Freitag 20. April 2018

10. April 2018 - Nachrichten am Abend

Der Antrag von sieben mutmaßlichen Caprivi-Separatisten zur Zuständigkeit des Obergerichtes wurde abgelehnt. Der Vorsitzende Richter Petrus Unengu machte in seiner Begründung deutlich, dass das Obergericht die Zuständigkeit über das gesamte namibische Staatsgebiet habe und deshalb die Männer sich wegen Hochverrats verantworten müssen. Zur Begründung sagte Unengu, dass die Männer alle seit Geburt in der heutigen Region Sambesi, dem damaligen Caprivi, an zahlreichen Wahlen teilnahmen und sämtlich die namibische Staatsbürgerschaft zur Unabhängigkeit beantragt hätten. Sie seien deshalb vor dem Gesetz Namibier. Die Angeklagten hatten die Zuständigkeit des Gerichts abgelehnt, da sie Caprivianer seien. Die Sieben, sowie zahlreiche weitere in der Zwischenzeit Verurteilte, waren in die gewaltsamen Unabhängigkeitsbestrebungen der Region vor fast 20 Jahren involviert.

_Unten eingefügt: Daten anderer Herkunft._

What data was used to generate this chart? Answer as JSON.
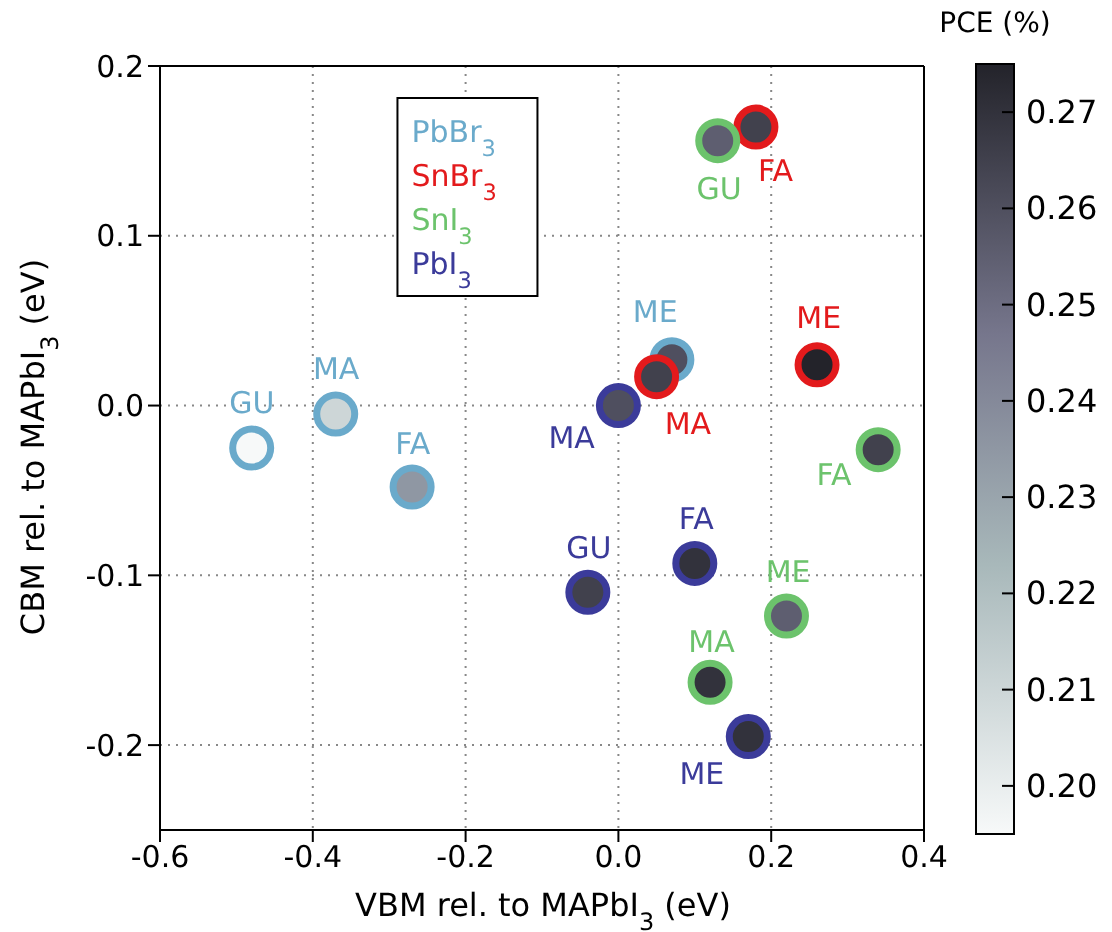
{
  "chart_data": {
    "type": "scatter",
    "xlabel": "VBM rel. to MAPbI$_{3}$ (eV)",
    "ylabel": "CBM rel. to MAPbI$_{3}$ (eV)",
    "clabel": "PCE (%)",
    "xlim": [
      -0.6,
      0.4
    ],
    "xticks": [
      -0.6,
      -0.4,
      -0.2,
      {
        "value": 0,
        "label": "0.0"
      },
      0.2,
      0.4
    ],
    "ylim": [
      -0.25,
      0.2
    ],
    "yticks": [
      -0.2,
      -0.1,
      {
        "value": 0,
        "label": "0.0"
      },
      0.1,
      0.2
    ],
    "clim": [
      0.195,
      0.275
    ],
    "cticks": [
      {
        "value": 0.2,
        "label": "0.20"
      },
      0.21,
      0.22,
      0.23,
      0.24,
      0.25,
      0.26,
      0.27
    ],
    "grid": true,
    "legend": "top",
    "marker": "circle",
    "series": [
      {
        "name": "PbBr$_{3}$",
        "color": "#6aaacb",
        "x": [
          -0.48,
          -0.37,
          -0.27,
          0.07
        ],
        "values": [
          -0.025,
          -0.005,
          -0.048,
          0.027
        ],
        "cvalues": [
          0.195,
          0.21,
          0.235,
          0.26
        ]
      },
      {
        "name": "SnBr$_{3}$",
        "color": "#e31a1c",
        "x": [
          0.18,
          0.05,
          0.26
        ],
        "values": [
          0.164,
          0.017,
          0.024
        ],
        "cvalues": [
          0.265,
          0.265,
          0.275
        ]
      },
      {
        "name": "SnI$_{3}$",
        "color": "#6cc36c",
        "x": [
          0.13,
          0.34,
          0.22,
          0.12
        ],
        "values": [
          0.156,
          -0.026,
          -0.124,
          -0.163
        ],
        "cvalues": [
          0.255,
          0.265,
          0.255,
          0.27
        ]
      },
      {
        "name": "PbI$_{3}$",
        "color": "#3b3b9a",
        "x": [
          0.0,
          -0.04,
          0.1,
          0.17
        ],
        "values": [
          0.0,
          -0.11,
          -0.093,
          -0.195
        ],
        "cvalues": [
          0.26,
          0.265,
          0.27,
          0.27
        ]
      }
    ],
    "annotations": [
      {
        "text": "GU",
        "x": -0.48,
        "y": -0.025
      },
      {
        "text": "MA",
        "x": -0.37,
        "y": -0.005
      },
      {
        "text": "FA",
        "x": -0.27,
        "y": -0.048
      },
      {
        "text": "ME",
        "x": 0.07,
        "y": 0.027
      },
      {
        "text": "FA",
        "x": 0.18,
        "y": 0.164
      },
      {
        "text": "MA",
        "x": 0.05,
        "y": 0.017
      },
      {
        "text": "ME",
        "x": 0.26,
        "y": 0.024
      },
      {
        "text": "GU",
        "x": 0.13,
        "y": 0.156
      },
      {
        "text": "FA",
        "x": 0.34,
        "y": -0.026
      },
      {
        "text": "ME",
        "x": 0.22,
        "y": -0.124
      },
      {
        "text": "MA",
        "x": 0.12,
        "y": -0.163
      },
      {
        "text": "MA",
        "x": 0.0,
        "y": 0.0
      },
      {
        "text": "GU",
        "x": -0.04,
        "y": -0.11
      },
      {
        "text": "FA",
        "x": 0.1,
        "y": -0.093
      },
      {
        "text": "ME",
        "x": 0.17,
        "y": -0.195
      }
    ]
  }
}
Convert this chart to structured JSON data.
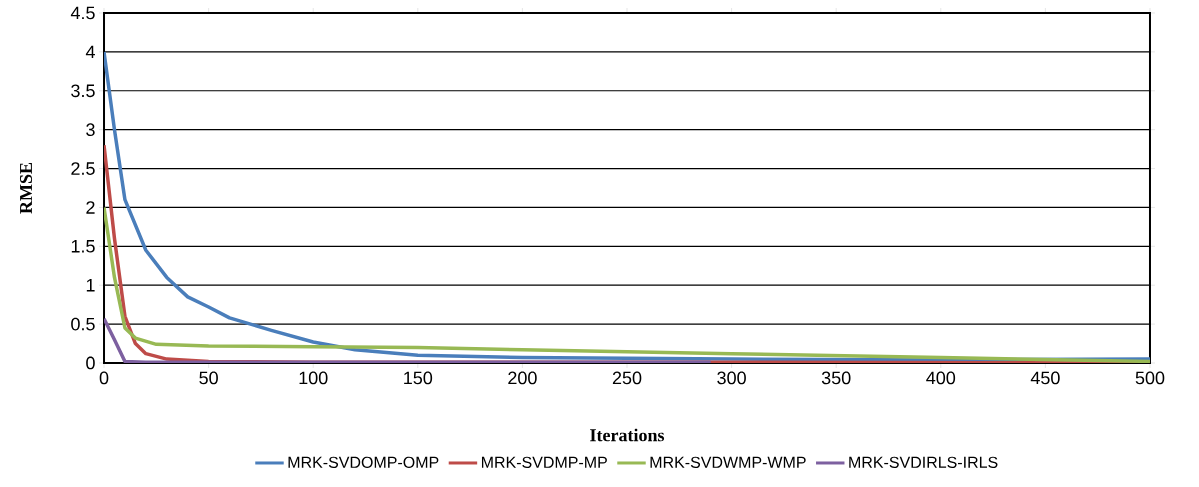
{
  "chart_data": {
    "type": "line",
    "xlabel": "Iterations",
    "ylabel": "RMSE",
    "xlim": [
      0,
      500
    ],
    "ylim": [
      0,
      4.5
    ],
    "xticks": [
      0,
      50,
      100,
      150,
      200,
      250,
      300,
      350,
      400,
      450,
      500
    ],
    "yticks": [
      0,
      {
        "value": 0.5,
        "label": "0.5"
      },
      1,
      {
        "value": 1.5,
        "label": "1.5"
      },
      2,
      {
        "value": 2.5,
        "label": "2.5"
      },
      3,
      {
        "value": 3.5,
        "label": "3.5"
      },
      4,
      {
        "value": 4.5,
        "label": "4.5"
      }
    ],
    "grid": "y",
    "legend": "bottom",
    "marker": "none",
    "line_style": "solid",
    "series": [
      {
        "name": "MRK-SVDOMP-OMP",
        "color": "#4a7ebb",
        "x": [
          0,
          5,
          10,
          20,
          30,
          40,
          50,
          60,
          80,
          100,
          120,
          150,
          200,
          300,
          400,
          500
        ],
        "values": [
          4.0,
          3.0,
          2.1,
          1.45,
          1.1,
          0.85,
          0.72,
          0.58,
          0.42,
          0.27,
          0.17,
          0.1,
          0.07,
          0.05,
          0.04,
          0.05
        ]
      },
      {
        "name": "MRK-SVDMP-MP",
        "color": "#be4b48",
        "x": [
          0,
          5,
          10,
          15,
          20,
          30,
          50,
          100,
          300,
          500
        ],
        "values": [
          2.8,
          1.6,
          0.6,
          0.25,
          0.12,
          0.05,
          0.02,
          0.01,
          0.01,
          0.0
        ]
      },
      {
        "name": "MRK-SVDWMP-WMP",
        "color": "#98b954",
        "x": [
          0,
          5,
          10,
          15,
          25,
          50,
          100,
          150,
          200,
          300,
          400,
          500
        ],
        "values": [
          2.0,
          1.1,
          0.45,
          0.32,
          0.24,
          0.22,
          0.21,
          0.2,
          0.17,
          0.12,
          0.07,
          0.02
        ]
      },
      {
        "name": "MRK-SVDIRLS-IRLS",
        "color": "#7d60a0",
        "x": [
          0,
          5,
          10,
          20,
          290
        ],
        "values": [
          0.57,
          0.3,
          0.02,
          0.01,
          0.01
        ]
      }
    ]
  }
}
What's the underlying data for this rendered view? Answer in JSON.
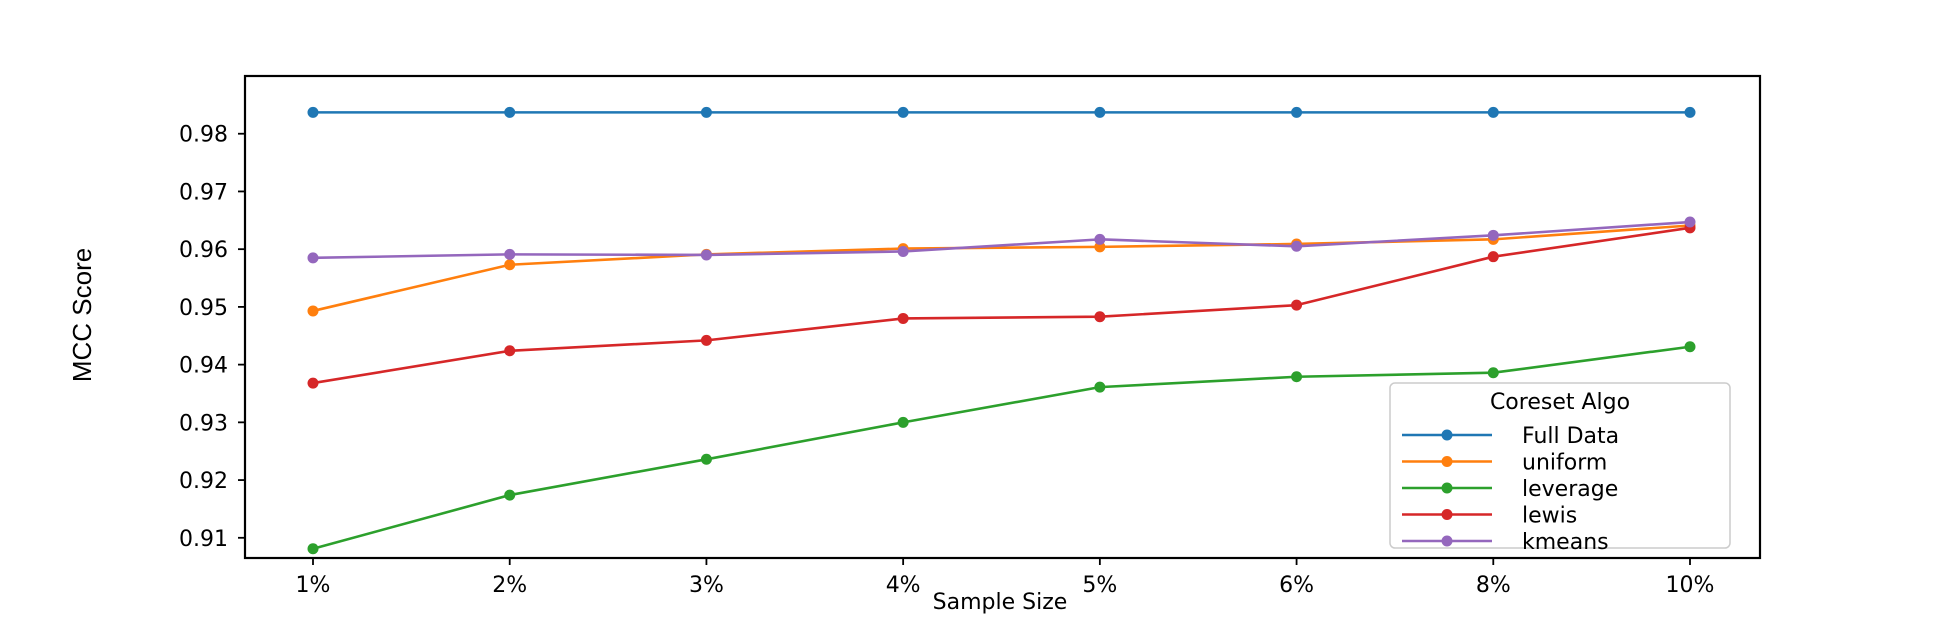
{
  "chart_data": {
    "type": "line",
    "categories": [
      "1%",
      "2%",
      "3%",
      "4%",
      "5%",
      "6%",
      "8%",
      "10%"
    ],
    "xlabel": "Sample Size",
    "ylabel": "MCC Score",
    "ylim": [
      0.9065,
      0.99
    ],
    "yticks": [
      "0.91",
      "0.92",
      "0.93",
      "0.94",
      "0.95",
      "0.96",
      "0.97",
      "0.98"
    ],
    "ytick_values": [
      0.91,
      0.92,
      0.93,
      0.94,
      0.95,
      0.96,
      0.97,
      0.98
    ],
    "grid": false,
    "legend": {
      "title": "Coreset Algo",
      "placement": "lower-right"
    },
    "series": [
      {
        "name": "Full Data",
        "color": "#1f77b4",
        "values": [
          0.9837,
          0.9837,
          0.9837,
          0.9837,
          0.9837,
          0.9837,
          0.9837,
          0.9837
        ]
      },
      {
        "name": "uniform",
        "color": "#ff7f0e",
        "values": [
          0.9493,
          0.9573,
          0.9591,
          0.9601,
          0.9604,
          0.9609,
          0.9617,
          0.9641
        ]
      },
      {
        "name": "leverage",
        "color": "#2ca02c",
        "values": [
          0.9081,
          0.9174,
          0.9236,
          0.93,
          0.9361,
          0.9379,
          0.9386,
          0.9431
        ]
      },
      {
        "name": "lewis",
        "color": "#d62728",
        "values": [
          0.9368,
          0.9424,
          0.9442,
          0.948,
          0.9483,
          0.9503,
          0.9587,
          0.9637
        ]
      },
      {
        "name": "kmeans",
        "color": "#9467bd",
        "values": [
          0.9585,
          0.9591,
          0.959,
          0.9596,
          0.9617,
          0.9605,
          0.9624,
          0.9647
        ]
      }
    ]
  }
}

Das Gesundheitsministerium will den Service am Kunden Verbesserung und seinem ramponierten Ruf entgegenwirken. Dies kündigte die amtierende Staatssekretärin Petronella Masabane an. Vor allem die Motivation vieler Mitarbeiter im staatlichen Gesundheitsbereich lasse zu wünschen übrig. Dies entlade sich dann in unfreundlichen und unprofessionellem Verhalten gegenüber den Kranken. Man wolle dem Kunden wieder einen qualitativ hohen Dienst anbieten und ihnen mit Respekt begegnen. Man arbeite in die richtige Richtung, auch wenn es weiterhin an Personal mangele. Man müsse nun mit einem verringerten Haushalt mehr erreichen, betonte Masabane.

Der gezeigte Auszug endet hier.